2.1.1 Overflow from river channel or river floods

Of all river floods this is the one that is the most frequent.

The general factors affecting the river floods are: the intensity and the duration of the rainfall, the possibility of rivers and steams to let pass the rising waters, the condition of the land surface – soil and vegetation, topography and others. The river floods occur at the higher scale of rainfall system, where the permeability capabilities of the multitude of smaller tributaries are gradually filled up and the water peak is usually gradually collected and transported to the larger river.

These floods can be divided into two groups, depending on the form of the water-collection area and the length of the river:

  • The first group includes floods occurring in lengthy rivers /Nile, Danube, Euphrates, Mississippi, Rhine, and others.
  • The second group includes floods occurring in rivers with round shape of the water-collection basin /Congo/.

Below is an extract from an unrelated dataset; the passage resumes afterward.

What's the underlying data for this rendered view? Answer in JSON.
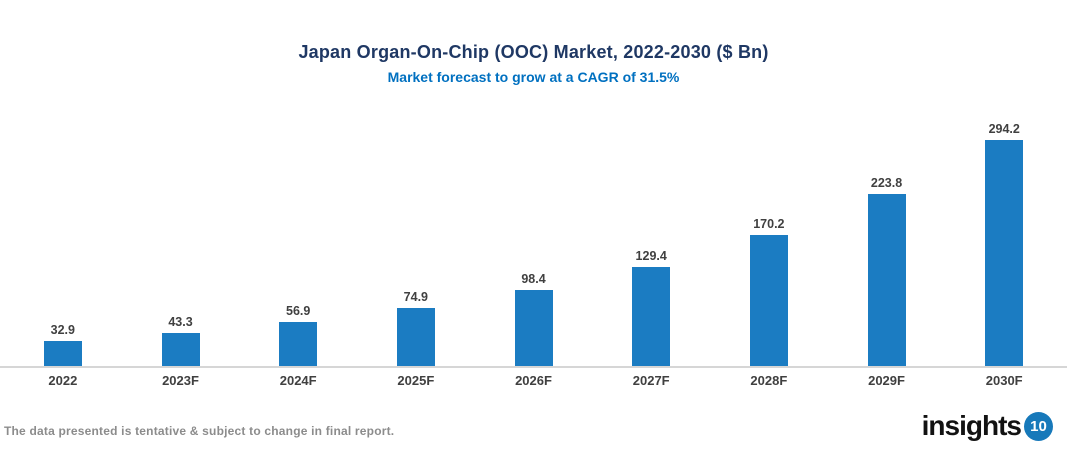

The lengthy rivers flow through flat terrain and the water movement speed is low. The same applies for the occurrence of a flood, the water peak is reached very slowly and afterwards it fades down very slowly over the course of few days to few weeks. Usually the reason for the flood is intensive and prolonged rainfalls occurring in other regions, often in other countries. The situation becomes even more complex when the heavy rainfall continues along the river. These floods can be predicted, they are usually of seasonal character and this allows establishing a proper organization to decrease the consequences.

In the case of rivers with round water-collection basin, after heavy rainfall the water peak reaches its highest value quickly and quickly decreases. Such floods usually happen in small and average sized rivers. Usually they are much more destructive because the water moves with higher speed. 

The above examples refer to smaller rivers with similar characteristics.